Lack of team support in post-PhD Mathematics career

  1. This model is extremely common in Europe (for example, one of my coauthors in Germany is in a group with her and another senior professor, two junior mathematicians on essentially very long term second postdocs, and about 7 or 8 young postdocs and 7 or 8 graduate students), but there is no institutional framework for it in the US. I know of pairs of tenure-line faculty at the same institution who are close enough to essentially run a joint research group, but outside of a few departments, they are unlikely to have more than one postdoc at a time, so "research group" mostly means them and their graduate students.

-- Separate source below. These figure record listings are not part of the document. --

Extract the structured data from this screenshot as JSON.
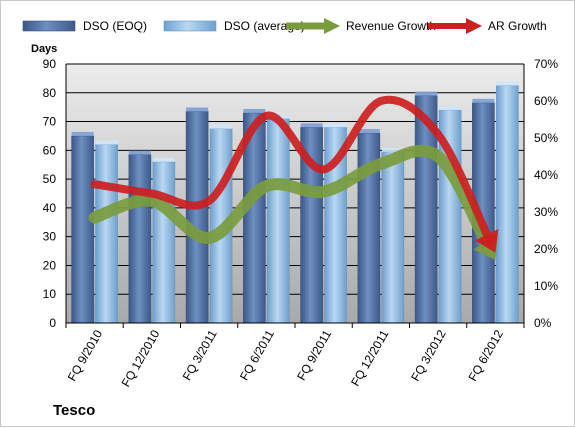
{
  "chart_data": {
    "type": "bar",
    "title": "",
    "company": "Tesco",
    "ylabel": "Days",
    "y2label": "",
    "ylim": [
      0,
      90
    ],
    "y2lim": [
      0,
      70
    ],
    "yticks": [
      "0",
      "10",
      "20",
      "30",
      "40",
      "50",
      "60",
      "70",
      "80",
      "90"
    ],
    "y2ticks": [
      "0%",
      "10%",
      "20%",
      "30%",
      "40%",
      "50%",
      "60%",
      "70%"
    ],
    "categories": [
      "FQ 9/2010",
      "FQ 12/2010",
      "FQ 3/2011",
      "FQ 6/2011",
      "FQ 9/2011",
      "FQ 12/2011",
      "FQ 3/2012",
      "FQ 6/2012"
    ],
    "series": [
      {
        "name": "DSO (EOQ)",
        "type": "bar",
        "axis": "left",
        "color": "#4f6fa3",
        "values": [
          65,
          58.5,
          73.5,
          73,
          68,
          66,
          79,
          76.5
        ]
      },
      {
        "name": "DSO (average)",
        "type": "bar",
        "axis": "left",
        "color": "#7fb1dd",
        "values": [
          62,
          56,
          67.5,
          71,
          68,
          59.5,
          74,
          82.5
        ]
      },
      {
        "name": "Revenue Growth",
        "type": "line",
        "axis": "right",
        "color": "#7a9c3e",
        "values": [
          28.5,
          33,
          23,
          37,
          35.5,
          43,
          45,
          17
        ]
      },
      {
        "name": "AR Growth",
        "type": "line",
        "axis": "right",
        "color": "#cc1f1f",
        "values": [
          37.5,
          35,
          33,
          56,
          41.5,
          60,
          51,
          19
        ]
      }
    ],
    "grid": true,
    "legend": "top"
  }
}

  2. Not really. Essentially postdoctoral positions are the only mechanism that exists in the US system for paying people who are not already performing at a pretty high level to do research. You could still apply to these, though as I think you've already guessed, the odds aren't great this long post-Ph.D. I think the other possibility would be obtaining a long term, non-tenure-track lectureship at a research university (for example, my department hired someone to such a job this year) where there are senior faculty who might work with you. There would still be high teaching expectations (though maybe not worse than a TT community college position), and any research involvement would be "on your own time," but presumably that's largely the case now.

  3. I suppose this depends on how you define "career as a research mathematician." The answer is obviously not "absolutely no," look at Yitang Zhang. Of course, that's a very extreme example (Zhang didn't even have a teaching position in mathematics for several years), but I think it does show that if you do something undeniably great, at whatever age, the community is open to it. On the other hand, this is like asking "If I can't get on a Division I college team, does that mean my career as a basketball player is over?" Obviously, no one can stop you from playing basketball, but if you mean doing so professionally, the odds are slim. If you're really that good, then maybe an NBA team will notice and hire you. But you're not going to be in the place that they look for potential new players, and you'll be missing out on how most people develop their skills. So it's a tough row to hoe.

I think in terms of what's realistic: if what you're missing is being around other people doing mathematics, getting ideas, etc. and you're not worried about security then I would look into finding a permanent (or at least renewable) but non-tenure-track teaching position at a larger research department. It will certainly have some downsides, but I think it's the closest feasible approximation to what you're looking for.